As Confyrm worked on discovery projects with the UK government, this Shared Signals Model kept coming up as part of the concept of sharing technology between governments, Nash explains. He says that got the attention of the NSTIC folks, who encouraged Confyrm to apply for a pilot grant.
“Initially I was somewhat reticent,” he says, knowing that applying for the grant would be a large undertaking.
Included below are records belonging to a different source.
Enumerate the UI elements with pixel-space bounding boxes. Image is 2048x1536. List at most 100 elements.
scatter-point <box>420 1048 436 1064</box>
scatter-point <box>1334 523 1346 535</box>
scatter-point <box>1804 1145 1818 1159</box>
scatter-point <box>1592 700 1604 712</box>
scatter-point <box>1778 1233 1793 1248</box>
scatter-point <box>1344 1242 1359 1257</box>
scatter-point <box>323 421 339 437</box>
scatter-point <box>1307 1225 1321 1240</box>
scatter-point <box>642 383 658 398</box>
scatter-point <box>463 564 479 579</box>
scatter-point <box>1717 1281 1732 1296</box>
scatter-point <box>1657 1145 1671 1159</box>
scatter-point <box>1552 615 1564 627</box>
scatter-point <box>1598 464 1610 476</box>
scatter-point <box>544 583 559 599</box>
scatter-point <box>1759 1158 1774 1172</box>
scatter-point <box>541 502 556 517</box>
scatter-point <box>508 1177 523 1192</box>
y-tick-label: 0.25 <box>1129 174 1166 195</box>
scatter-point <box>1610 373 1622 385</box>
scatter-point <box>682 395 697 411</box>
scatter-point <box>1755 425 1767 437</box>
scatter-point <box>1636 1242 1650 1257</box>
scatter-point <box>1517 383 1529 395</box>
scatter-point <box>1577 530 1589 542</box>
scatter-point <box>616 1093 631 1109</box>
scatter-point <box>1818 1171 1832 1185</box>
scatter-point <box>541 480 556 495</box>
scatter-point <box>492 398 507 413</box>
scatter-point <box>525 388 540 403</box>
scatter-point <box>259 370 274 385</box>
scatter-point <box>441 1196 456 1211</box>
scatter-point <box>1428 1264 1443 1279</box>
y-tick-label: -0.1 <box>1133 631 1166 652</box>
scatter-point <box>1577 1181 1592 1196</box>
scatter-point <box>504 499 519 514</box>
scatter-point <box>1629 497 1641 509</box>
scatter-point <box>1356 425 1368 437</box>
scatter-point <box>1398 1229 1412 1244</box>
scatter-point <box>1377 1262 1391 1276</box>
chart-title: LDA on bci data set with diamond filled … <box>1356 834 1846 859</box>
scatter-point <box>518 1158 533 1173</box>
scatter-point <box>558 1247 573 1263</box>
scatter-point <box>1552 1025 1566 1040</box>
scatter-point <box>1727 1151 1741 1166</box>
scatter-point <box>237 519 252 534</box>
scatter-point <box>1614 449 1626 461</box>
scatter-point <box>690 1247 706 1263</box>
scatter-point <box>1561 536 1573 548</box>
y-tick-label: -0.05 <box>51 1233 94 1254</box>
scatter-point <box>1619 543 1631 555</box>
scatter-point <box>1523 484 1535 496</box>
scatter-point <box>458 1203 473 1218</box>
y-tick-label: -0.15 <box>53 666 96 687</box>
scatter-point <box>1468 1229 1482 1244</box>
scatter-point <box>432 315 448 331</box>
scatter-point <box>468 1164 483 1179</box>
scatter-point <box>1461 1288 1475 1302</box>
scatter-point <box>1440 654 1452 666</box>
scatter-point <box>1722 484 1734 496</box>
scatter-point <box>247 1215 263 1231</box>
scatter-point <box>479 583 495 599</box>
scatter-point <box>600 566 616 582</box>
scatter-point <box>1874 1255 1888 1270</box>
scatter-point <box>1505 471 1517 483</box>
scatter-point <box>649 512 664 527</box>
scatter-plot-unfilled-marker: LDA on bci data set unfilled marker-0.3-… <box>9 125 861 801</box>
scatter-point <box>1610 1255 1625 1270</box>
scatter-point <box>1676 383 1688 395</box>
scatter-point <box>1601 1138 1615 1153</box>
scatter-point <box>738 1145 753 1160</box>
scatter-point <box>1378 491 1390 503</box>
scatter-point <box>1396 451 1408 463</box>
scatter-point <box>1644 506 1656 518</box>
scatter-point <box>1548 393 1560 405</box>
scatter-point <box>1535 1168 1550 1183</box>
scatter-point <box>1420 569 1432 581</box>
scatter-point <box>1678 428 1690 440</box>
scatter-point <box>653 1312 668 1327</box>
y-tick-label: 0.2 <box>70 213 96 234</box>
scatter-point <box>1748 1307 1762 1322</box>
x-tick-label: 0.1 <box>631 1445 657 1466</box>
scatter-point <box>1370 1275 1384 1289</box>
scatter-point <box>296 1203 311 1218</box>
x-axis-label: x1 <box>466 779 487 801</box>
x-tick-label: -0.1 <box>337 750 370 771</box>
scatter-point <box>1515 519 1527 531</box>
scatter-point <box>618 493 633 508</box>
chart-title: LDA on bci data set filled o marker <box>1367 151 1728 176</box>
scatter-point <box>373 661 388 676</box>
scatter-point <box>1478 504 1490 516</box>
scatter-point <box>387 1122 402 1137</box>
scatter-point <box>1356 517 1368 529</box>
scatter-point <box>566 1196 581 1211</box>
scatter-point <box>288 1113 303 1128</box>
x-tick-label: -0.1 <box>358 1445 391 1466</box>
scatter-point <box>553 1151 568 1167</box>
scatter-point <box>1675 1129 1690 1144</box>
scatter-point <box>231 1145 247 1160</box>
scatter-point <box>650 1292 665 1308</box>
Now, however, he says they have the chance to make real-world changes.
He provides another example of this real-world change.
“Imagine that you have used an identity provider and you change your password at that identity provider, but you’ve still got sessions open with various relying parties,” Nash says. “At the moment, there’s no way to convey to the relying parties that a password reset has occurred and that they ought to tear down those sessions and reestablish them.”
Making sure that all the parties are aware of the change is crucial. “Something that happens at Apple can ultimately affect your Twitter account in terms of takeovers,” Nash explains. “So being able to share that information to avoid these cascading kinds of attacks is really useful.”
Nash says the partners are excited about the potential to have a major impact on improving trust and privacy mechanisms in the identity space. “We need to be able to make this an operational reality,” Nash says. “We’ve got a lot to learn, but we think that we’ve got some pretty good starting points.”
GSMA: Uniting U.S. carriers for mobile ID scheme
GSMA has partnered with America’s four major mobile network operators to pilot a common approach – interoperable across all four operators – that will enable consumers and businesses to use mobile devices for secure, privacy-enhancing identity and access management.
GSMA’s global Mobile Connect Initiative is the foundation for the pilot; the initiative will be augmented in the U.S. to align with NSTIC. By enabling any organization to easily accept identity solutions from any of the four operators, the solution would reduce a significant barrier to online service providers accepting mobile-based credentials. GSMA also will tackle user interface, user experience, security and privacy challenges, with a focus on creating an easy-to-use solution for consumers.
At press time, the GSMA was unable to provide additional details on the pilot.